Par jeudi 31 janvier 2019 Permalink 4

Les partisans des grands mouvements de population du sud vers le nord marquent actuellement des points. Alors que les citoyens européens et états-uniens votent le plus souvent en faveur de la protection de leurs frontières, les mouvements ploutocratiques relayés par leurs médias viennent par deux fois de mettre à mal les aspirations démocratiques. Donald Trump a cédé, au moins temporairement, concernant le mur à ériger à la frontière mexicaine. Mattéo Salvini vient d’accepter le débarquement en Sicile d’un bateau humanitaire allemand avec 47 migrants à son bord.

Un peu comme dans l’Union Européenne, les citoyens ne peuvent voter contre les traités, le monde ne peut refuser l’idéologie migratoire. On la chasse par la porte, elle rentre par la fenêtre. Les sud américains sont donc incités à envahir les Etats-Unis et les africains, la France en tête de gondole et le reste du continent européen ensuite. C’est inéluctable puisqu’il en va des intérêts financiers des milliardaires. Le président américain a beau dire que dans trois semaines, il remet le mur d’actualité, il a bel et bien perdu la première manche. Mattéo Salvini a beau finassé sur le lieu du débarquement du bateau, il accoste néanmoins et les pays européens, Italie comprise, se partagent les gens qui sont à bord.

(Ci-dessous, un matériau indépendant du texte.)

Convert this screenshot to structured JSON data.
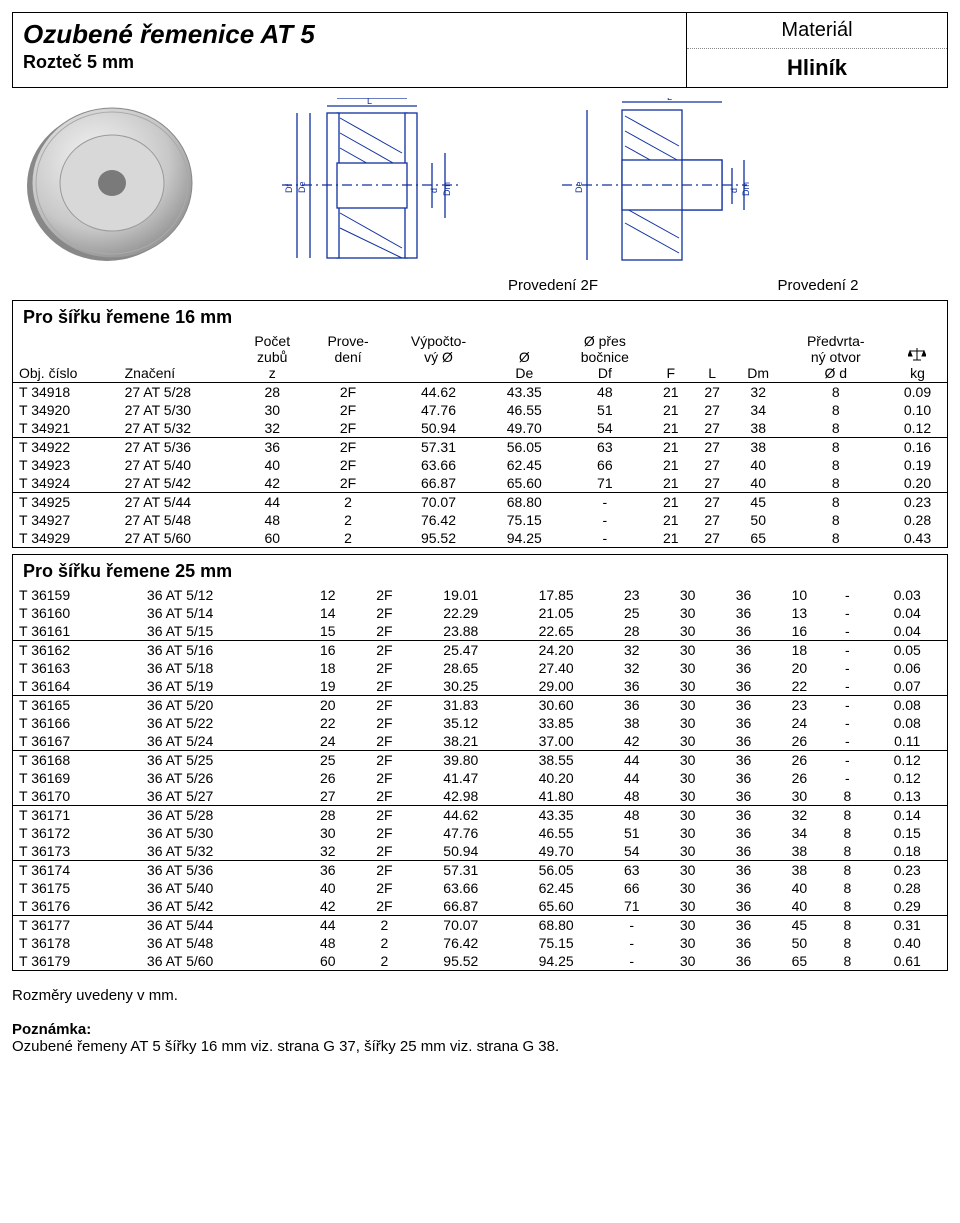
{
  "header": {
    "title": "Ozubené řemenice  AT 5",
    "subtitle": "Rozteč  5 mm",
    "material_label": "Materiál",
    "material_value": "Hliník"
  },
  "diagram_labels": {
    "left": "Provedení 2F",
    "right": "Provedení 2"
  },
  "columns": {
    "c0": "Obj. číslo",
    "c1": "Značení",
    "c2a": "Počet",
    "c2b": "zubů",
    "c2c": "z",
    "c3a": "Prove-",
    "c3b": "dení",
    "c4a": "Výpočto-",
    "c4b": "vý Ø",
    "c5a": "Ø",
    "c5b": "De",
    "c6a": "Ø přes",
    "c6b": "bočnice",
    "c6c": "Df",
    "c7": "F",
    "c8": "L",
    "c9": "Dm",
    "c10a": "Předvrta-",
    "c10b": "ný otvor",
    "c10c": "Ø d",
    "c11": "kg"
  },
  "section1": {
    "title": "Pro šířku řemene 16 mm",
    "rows": [
      [
        "T 34918",
        "27 AT 5/28",
        "28",
        "2F",
        "44.62",
        "43.35",
        "48",
        "21",
        "27",
        "32",
        "8",
        "0.09"
      ],
      [
        "T 34920",
        "27 AT 5/30",
        "30",
        "2F",
        "47.76",
        "46.55",
        "51",
        "21",
        "27",
        "34",
        "8",
        "0.10"
      ],
      [
        "T 34921",
        "27 AT 5/32",
        "32",
        "2F",
        "50.94",
        "49.70",
        "54",
        "21",
        "27",
        "38",
        "8",
        "0.12"
      ],
      [
        "T 34922",
        "27 AT 5/36",
        "36",
        "2F",
        "57.31",
        "56.05",
        "63",
        "21",
        "27",
        "38",
        "8",
        "0.16"
      ],
      [
        "T 34923",
        "27 AT 5/40",
        "40",
        "2F",
        "63.66",
        "62.45",
        "66",
        "21",
        "27",
        "40",
        "8",
        "0.19"
      ],
      [
        "T 34924",
        "27 AT 5/42",
        "42",
        "2F",
        "66.87",
        "65.60",
        "71",
        "21",
        "27",
        "40",
        "8",
        "0.20"
      ],
      [
        "T 34925",
        "27 AT 5/44",
        "44",
        "2",
        "70.07",
        "68.80",
        "-",
        "21",
        "27",
        "45",
        "8",
        "0.23"
      ],
      [
        "T 34927",
        "27 AT 5/48",
        "48",
        "2",
        "76.42",
        "75.15",
        "-",
        "21",
        "27",
        "50",
        "8",
        "0.28"
      ],
      [
        "T 34929",
        "27 AT 5/60",
        "60",
        "2",
        "95.52",
        "94.25",
        "-",
        "21",
        "27",
        "65",
        "8",
        "0.43"
      ]
    ],
    "separators": [
      3,
      6
    ]
  },
  "section2": {
    "title": "Pro šířku řemene 25 mm",
    "rows": [
      [
        "T 36159",
        "36 AT 5/12",
        "12",
        "2F",
        "19.01",
        "17.85",
        "23",
        "30",
        "36",
        "10",
        "-",
        "0.03"
      ],
      [
        "T 36160",
        "36 AT 5/14",
        "14",
        "2F",
        "22.29",
        "21.05",
        "25",
        "30",
        "36",
        "13",
        "-",
        "0.04"
      ],
      [
        "T 36161",
        "36 AT 5/15",
        "15",
        "2F",
        "23.88",
        "22.65",
        "28",
        "30",
        "36",
        "16",
        "-",
        "0.04"
      ],
      [
        "T 36162",
        "36 AT 5/16",
        "16",
        "2F",
        "25.47",
        "24.20",
        "32",
        "30",
        "36",
        "18",
        "-",
        "0.05"
      ],
      [
        "T 36163",
        "36 AT 5/18",
        "18",
        "2F",
        "28.65",
        "27.40",
        "32",
        "30",
        "36",
        "20",
        "-",
        "0.06"
      ],
      [
        "T 36164",
        "36 AT 5/19",
        "19",
        "2F",
        "30.25",
        "29.00",
        "36",
        "30",
        "36",
        "22",
        "-",
        "0.07"
      ],
      [
        "T 36165",
        "36 AT 5/20",
        "20",
        "2F",
        "31.83",
        "30.60",
        "36",
        "30",
        "36",
        "23",
        "-",
        "0.08"
      ],
      [
        "T 36166",
        "36 AT 5/22",
        "22",
        "2F",
        "35.12",
        "33.85",
        "38",
        "30",
        "36",
        "24",
        "-",
        "0.08"
      ],
      [
        "T 36167",
        "36 AT 5/24",
        "24",
        "2F",
        "38.21",
        "37.00",
        "42",
        "30",
        "36",
        "26",
        "-",
        "0.11"
      ],
      [
        "T 36168",
        "36 AT 5/25",
        "25",
        "2F",
        "39.80",
        "38.55",
        "44",
        "30",
        "36",
        "26",
        "-",
        "0.12"
      ],
      [
        "T 36169",
        "36 AT 5/26",
        "26",
        "2F",
        "41.47",
        "40.20",
        "44",
        "30",
        "36",
        "26",
        "-",
        "0.12"
      ],
      [
        "T 36170",
        "36 AT 5/27",
        "27",
        "2F",
        "42.98",
        "41.80",
        "48",
        "30",
        "36",
        "30",
        "8",
        "0.13"
      ],
      [
        "T 36171",
        "36 AT 5/28",
        "28",
        "2F",
        "44.62",
        "43.35",
        "48",
        "30",
        "36",
        "32",
        "8",
        "0.14"
      ],
      [
        "T 36172",
        "36 AT 5/30",
        "30",
        "2F",
        "47.76",
        "46.55",
        "51",
        "30",
        "36",
        "34",
        "8",
        "0.15"
      ],
      [
        "T 36173",
        "36 AT 5/32",
        "32",
        "2F",
        "50.94",
        "49.70",
        "54",
        "30",
        "36",
        "38",
        "8",
        "0.18"
      ],
      [
        "T 36174",
        "36 AT 5/36",
        "36",
        "2F",
        "57.31",
        "56.05",
        "63",
        "30",
        "36",
        "38",
        "8",
        "0.23"
      ],
      [
        "T 36175",
        "36 AT 5/40",
        "40",
        "2F",
        "63.66",
        "62.45",
        "66",
        "30",
        "36",
        "40",
        "8",
        "0.28"
      ],
      [
        "T 36176",
        "36 AT 5/42",
        "42",
        "2F",
        "66.87",
        "65.60",
        "71",
        "30",
        "36",
        "40",
        "8",
        "0.29"
      ],
      [
        "T 36177",
        "36 AT 5/44",
        "44",
        "2",
        "70.07",
        "68.80",
        "-",
        "30",
        "36",
        "45",
        "8",
        "0.31"
      ],
      [
        "T 36178",
        "36 AT 5/48",
        "48",
        "2",
        "76.42",
        "75.15",
        "-",
        "30",
        "36",
        "50",
        "8",
        "0.40"
      ],
      [
        "T 36179",
        "36 AT 5/60",
        "60",
        "2",
        "95.52",
        "94.25",
        "-",
        "30",
        "36",
        "65",
        "8",
        "0.61"
      ]
    ],
    "separators": [
      3,
      6,
      9,
      12,
      15,
      18
    ]
  },
  "footer": {
    "dims_note": "Rozměry uvedeny v mm.",
    "note_label": "Poznámka:",
    "note_text": "Ozubené řemeny AT 5 šířky 16 mm viz. strana G 37, šířky 25 mm viz. strana G 38."
  }
}
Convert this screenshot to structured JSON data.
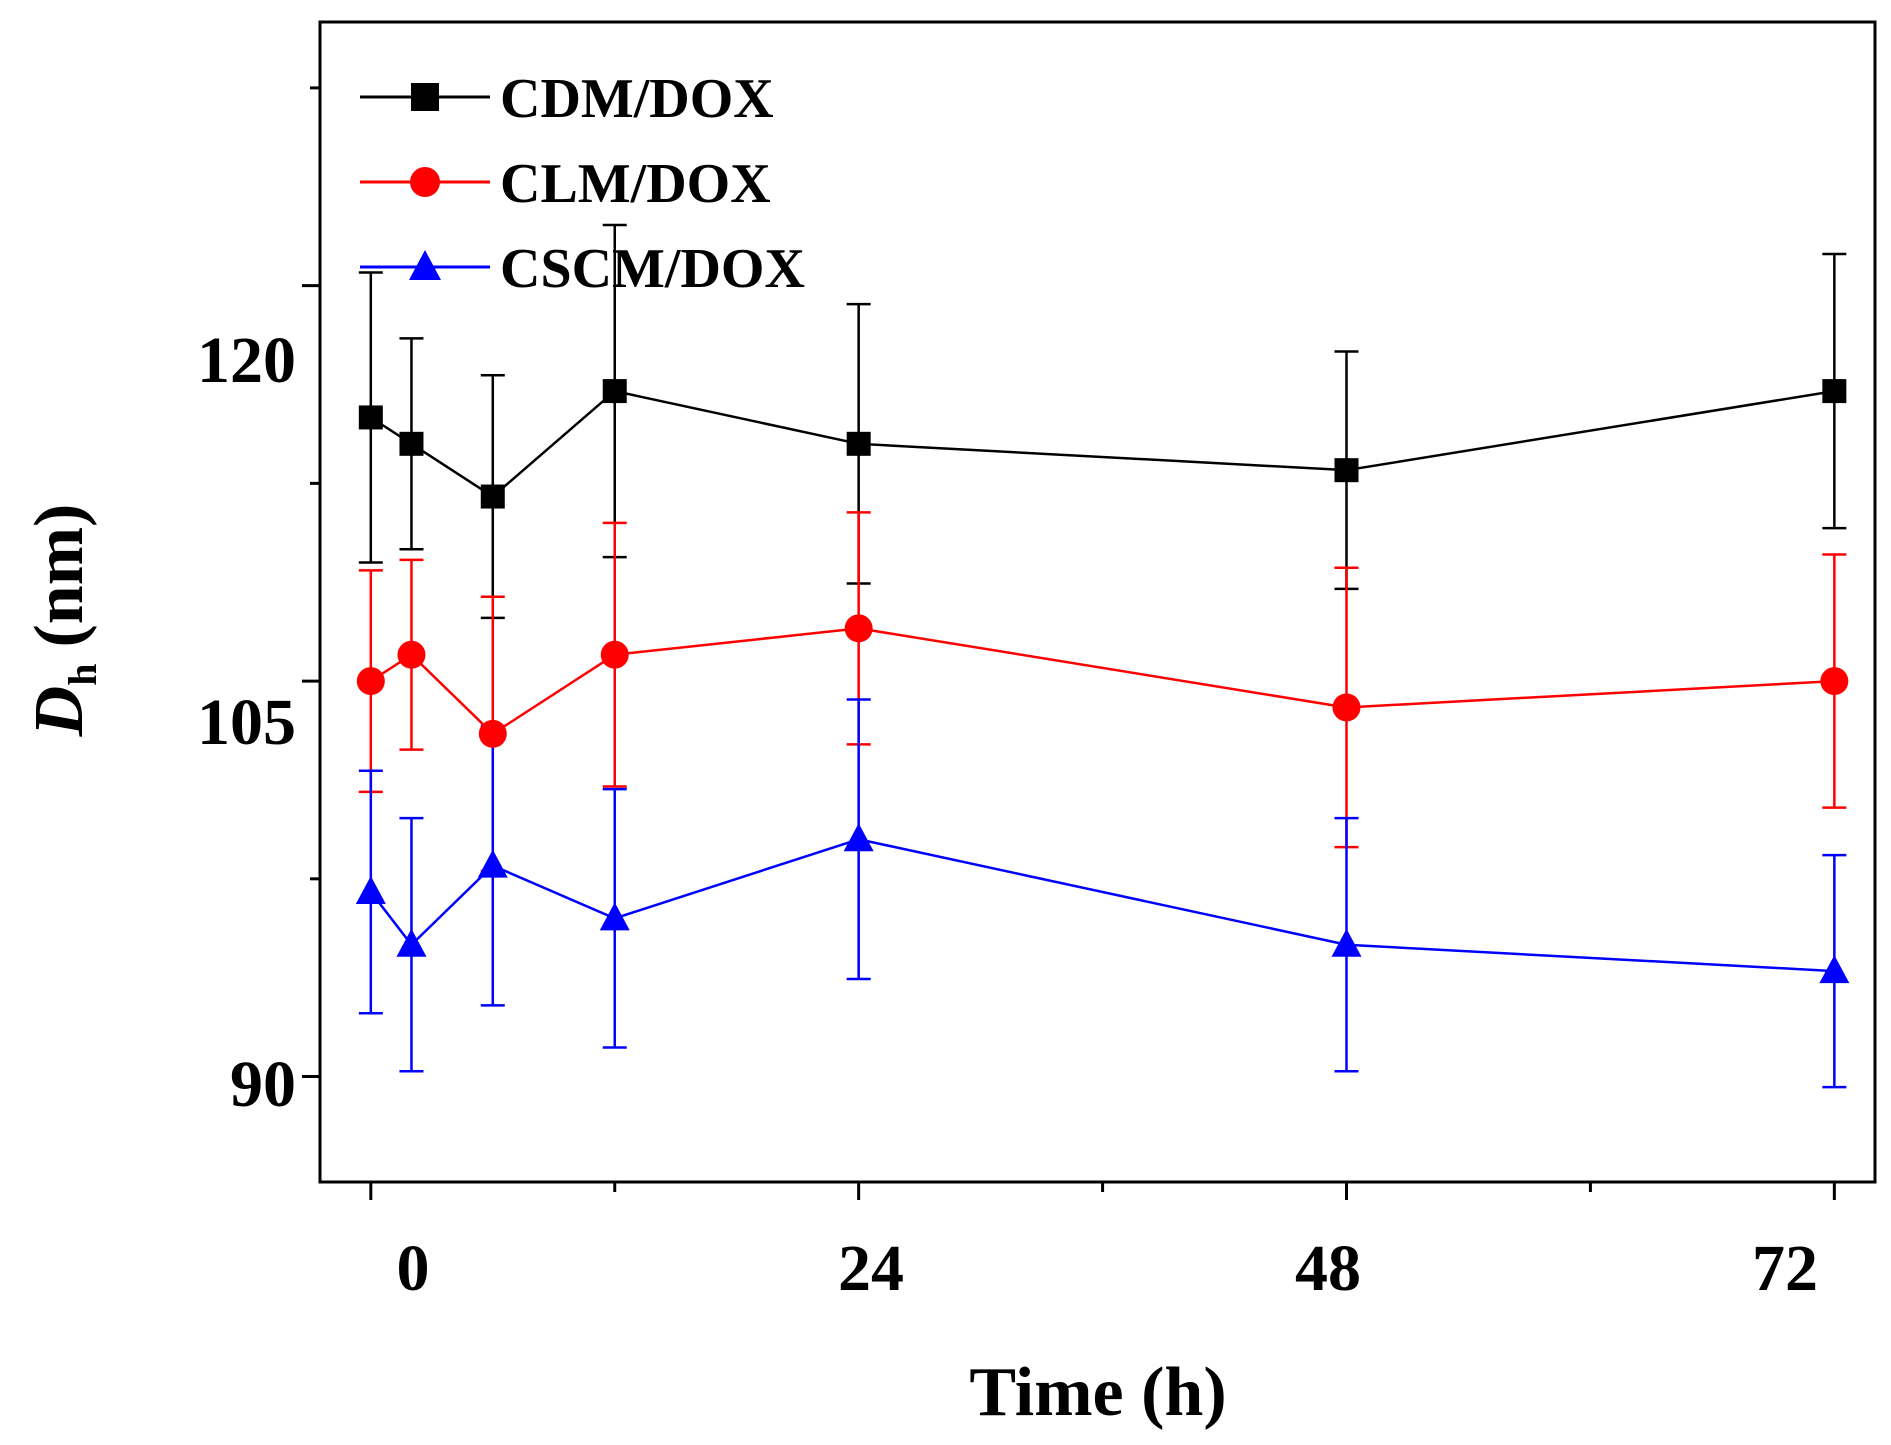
{
  "chart_data": {
    "type": "line",
    "title": "",
    "xlabel": "Time (h)",
    "ylabel_main": "D",
    "ylabel_sub": "h",
    "ylabel_unit": "(nm)",
    "xlim": [
      -2.5,
      74
    ],
    "ylim": [
      86,
      130
    ],
    "xticks": [
      0,
      24,
      48,
      72
    ],
    "xtick_labels": [
      "0",
      "24",
      "48",
      "72"
    ],
    "xminor_ticks": [
      12,
      36,
      60
    ],
    "yticks": [
      90,
      105,
      120
    ],
    "ytick_labels": [
      "90",
      "105",
      "120"
    ],
    "yminor_ticks": [
      97.5,
      112.5,
      127.5
    ],
    "legend_position": "top-left",
    "x": [
      0,
      2,
      6,
      12,
      24,
      48,
      72
    ],
    "series": [
      {
        "name": "CDM/DOX",
        "color": "#000000",
        "marker": "square",
        "values": [
          115,
          114,
          112,
          116,
          114,
          113,
          116
        ],
        "errors": [
          5.5,
          4,
          4.6,
          6.3,
          5.3,
          4.5,
          5.2
        ]
      },
      {
        "name": "CLM/DOX",
        "color": "#ff0000",
        "marker": "circle",
        "values": [
          105,
          106,
          103,
          106,
          107,
          104,
          105
        ],
        "errors": [
          4.2,
          3.6,
          5.2,
          5,
          4.4,
          5.3,
          4.8
        ]
      },
      {
        "name": "CSCM/DOX",
        "color": "#0000ff",
        "marker": "triangle",
        "values": [
          97,
          95,
          98,
          96,
          99,
          95,
          94
        ],
        "errors": [
          4.6,
          4.8,
          5.3,
          4.9,
          5.3,
          4.8,
          4.4
        ]
      }
    ]
  }
}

Radios, télévisions, journaux se gargarisent des succès immigrationnistes et en profitent pour encore asséner qu’il n’y a pas d’autres choix. Si, il y en a un autre, bien meilleur, aussi bien pour les populations du sud qui sont déracinées par la violence du néolibéralisme que pour les populations du nord qui voient leurs us et coutumes se dissoudre dans la mondialisation. Ce choix serait que chacun reste plus ou moins chez soi dans son propre intérêt. Mais l’intérêt des personnes n’est pas celui de l’argent qui a besoin pour croître et prospérer d’une masse de terriens culturellement indifférenciés vivant un peu au dessus du seuil de pauvreté sans pour autant avoir à lui offrir des revenus décents.